Wie bunt und reichlich der Tisch gedeckt ist, hängt nicht vom Veganismus ab, sondern von jedem selbst. Wer sich bewusst mit Ernährung auseinandersetzt, hat meistens auch einen vielfältigen und bunt gedeckten Tisch, auch ohne andere Tiere ausbeuten zu müssen.

Empfehlenswerte Bestandteile für die tägliche Gesunderhaltung bei veganer Ernährung sind:

  • viel Rohkost
  • viele Vollkornprodukte
  • weniger Tofuprodukte (etwa im selben Maße wie omnivore Fleisch essen „sollten“)
  • hochwertige, kalt gepresste Pflanzenöle wie z. B. Leinöl verwenden und nicht erhitzen!
  • Hefeflocken (sollten nicht erhitzt werden, also erst nach dem kochen zufügen)
  • Verschiedene Sorten Nüsse
  • Bioprodukte verwenden oder einen eigenen Garten anlegen
  • wer auf ganz sicher gehen will, kann verschiedene pflanzliche Nahrungsergänzungsmittel verwenden wie z. B. Spirulina usw.
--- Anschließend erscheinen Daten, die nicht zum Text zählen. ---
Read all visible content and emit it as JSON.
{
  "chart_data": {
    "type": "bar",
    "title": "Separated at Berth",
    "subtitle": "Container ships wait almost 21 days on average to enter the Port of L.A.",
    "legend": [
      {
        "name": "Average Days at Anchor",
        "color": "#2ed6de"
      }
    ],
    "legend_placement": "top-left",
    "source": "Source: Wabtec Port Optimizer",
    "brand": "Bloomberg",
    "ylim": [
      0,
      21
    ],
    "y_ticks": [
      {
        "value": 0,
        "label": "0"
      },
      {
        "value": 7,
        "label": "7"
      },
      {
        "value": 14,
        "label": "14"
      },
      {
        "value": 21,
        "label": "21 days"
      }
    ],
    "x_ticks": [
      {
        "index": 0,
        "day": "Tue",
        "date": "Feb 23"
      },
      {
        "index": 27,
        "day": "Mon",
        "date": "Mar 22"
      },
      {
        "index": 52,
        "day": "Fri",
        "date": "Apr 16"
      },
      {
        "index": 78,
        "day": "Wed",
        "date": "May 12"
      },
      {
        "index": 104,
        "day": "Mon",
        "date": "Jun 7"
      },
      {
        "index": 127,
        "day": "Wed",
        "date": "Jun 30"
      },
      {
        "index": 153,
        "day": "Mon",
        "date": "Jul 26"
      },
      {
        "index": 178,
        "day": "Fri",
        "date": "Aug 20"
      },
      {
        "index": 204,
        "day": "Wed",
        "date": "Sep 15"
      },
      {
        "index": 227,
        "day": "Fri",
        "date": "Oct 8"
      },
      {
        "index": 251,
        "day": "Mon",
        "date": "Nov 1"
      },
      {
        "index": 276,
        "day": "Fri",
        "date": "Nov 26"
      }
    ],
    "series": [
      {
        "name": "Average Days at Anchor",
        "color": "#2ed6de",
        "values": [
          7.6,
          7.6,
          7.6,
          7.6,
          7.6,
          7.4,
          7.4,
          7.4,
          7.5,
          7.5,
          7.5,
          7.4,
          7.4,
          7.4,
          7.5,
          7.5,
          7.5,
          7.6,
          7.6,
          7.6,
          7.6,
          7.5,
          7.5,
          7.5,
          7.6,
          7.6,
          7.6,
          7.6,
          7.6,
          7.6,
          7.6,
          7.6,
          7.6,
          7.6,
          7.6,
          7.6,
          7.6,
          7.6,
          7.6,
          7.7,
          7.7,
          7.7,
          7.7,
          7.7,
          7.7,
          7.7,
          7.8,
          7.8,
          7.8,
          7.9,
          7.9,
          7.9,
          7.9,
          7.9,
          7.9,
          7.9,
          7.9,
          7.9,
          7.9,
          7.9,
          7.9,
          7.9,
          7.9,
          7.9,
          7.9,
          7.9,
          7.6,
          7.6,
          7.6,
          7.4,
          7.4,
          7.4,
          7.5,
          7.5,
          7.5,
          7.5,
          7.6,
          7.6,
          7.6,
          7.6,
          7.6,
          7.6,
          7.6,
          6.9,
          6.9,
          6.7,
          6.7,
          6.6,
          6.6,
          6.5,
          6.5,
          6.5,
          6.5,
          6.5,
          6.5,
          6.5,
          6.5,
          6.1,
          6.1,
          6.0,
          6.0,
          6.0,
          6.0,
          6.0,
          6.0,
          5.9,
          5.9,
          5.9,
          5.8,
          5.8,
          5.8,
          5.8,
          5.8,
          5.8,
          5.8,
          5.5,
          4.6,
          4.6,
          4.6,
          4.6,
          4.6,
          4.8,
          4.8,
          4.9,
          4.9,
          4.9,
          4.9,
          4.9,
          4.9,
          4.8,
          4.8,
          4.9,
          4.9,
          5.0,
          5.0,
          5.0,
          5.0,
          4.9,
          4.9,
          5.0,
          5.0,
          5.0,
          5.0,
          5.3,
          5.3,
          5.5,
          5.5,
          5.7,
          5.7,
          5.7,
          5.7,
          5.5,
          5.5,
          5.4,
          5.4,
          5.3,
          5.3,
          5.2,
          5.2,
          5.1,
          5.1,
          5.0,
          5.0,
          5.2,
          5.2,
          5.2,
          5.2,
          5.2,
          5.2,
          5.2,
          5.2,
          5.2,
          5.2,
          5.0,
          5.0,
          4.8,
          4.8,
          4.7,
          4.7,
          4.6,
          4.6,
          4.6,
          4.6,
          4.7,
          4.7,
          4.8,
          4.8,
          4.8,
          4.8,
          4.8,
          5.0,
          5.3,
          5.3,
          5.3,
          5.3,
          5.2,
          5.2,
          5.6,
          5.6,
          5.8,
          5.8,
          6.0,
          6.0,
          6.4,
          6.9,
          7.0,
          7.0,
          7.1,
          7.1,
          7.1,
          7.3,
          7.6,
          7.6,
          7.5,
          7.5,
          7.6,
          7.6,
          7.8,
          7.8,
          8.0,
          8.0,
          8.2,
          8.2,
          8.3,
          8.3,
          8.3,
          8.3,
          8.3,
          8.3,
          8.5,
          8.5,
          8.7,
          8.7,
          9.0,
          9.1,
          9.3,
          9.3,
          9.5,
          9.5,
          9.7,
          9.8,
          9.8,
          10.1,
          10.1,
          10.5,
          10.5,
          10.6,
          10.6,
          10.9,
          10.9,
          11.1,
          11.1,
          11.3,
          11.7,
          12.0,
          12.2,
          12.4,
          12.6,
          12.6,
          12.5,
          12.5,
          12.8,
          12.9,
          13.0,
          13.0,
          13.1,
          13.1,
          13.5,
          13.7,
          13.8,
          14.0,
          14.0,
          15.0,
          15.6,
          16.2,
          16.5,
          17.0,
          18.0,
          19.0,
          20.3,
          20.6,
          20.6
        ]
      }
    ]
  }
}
Selbstverständlich reicht eine tägliche Ernährung mit Vollkornreis nicht aus. Auch hier ist die Abwechslung wichtig.

Propaganda gegen Veganismus

Aus einer Pressemitteilung (net-tribune.de/article/r080905-03.php) der Gesellschaft für Ernährungsmedizin und Diätetik e.V., der neben Medizinern, Apothekern und Ernährungswissenschaftlern auch dutzende Firmen und Verbände aus der pharmazeutischen Industrie sowie der Lebensmittelbranche angehören:

„Veganer und Rohköstler ernähren sich […] nicht gesünder, als der gesundheitsbewusste Mischköstler. Eine ausreichende Versorgung mit B-Vitaminen und Eisen ist auf Dauer bei veganer Ernährungsweise ohne Nahrungsergänzung unmöglich. Außerdem wird das Abwehrsystem des Darms sowie die Aufnahme von bestimmten Mineralstoffen wie Kalzium von „Gefahrenstoffen“ wie Phytin- und Oxalsäure behindert, die in einigen rohen Pflanzenteilen anzutreffen sind. Pflanzen schützen sich auf diese Weise vor Fraßfeinden.“

Dieser Beitrag ist sehr amüsant und musste daher unbedingt hier aufgenommen werden. Wer glaubt heutzutage noch daran, dass die oben aufgezählten Personenkreise mehr an dem individuellen Menschen und besonders an unserer Gesundheit als an unseren Geldbeuteln interessiert sind? Natürlich werden sich Menschen, die an der Ausbeutung von Tieren verdienen nicht in die eigene Suppe spucken und somit alles daran setzen, Menschen, die ihnen gefährlich werden könnten zu diskreditieren. Es ist schlichtweg nicht wahr, dass Veganer sich nicht ohne Nahrungsergänzung ernähren können. Allerdings kommt es darauf an, was man als Nahrungsergänzung betrachtet. In diesem Fall kann man sicherlich von den pharmafinanzierenden, künstlichen Präparaten ausgehen die diese Menschen empfehlen und mit welchen wir ihnen ihr Luxusleben finanzieren.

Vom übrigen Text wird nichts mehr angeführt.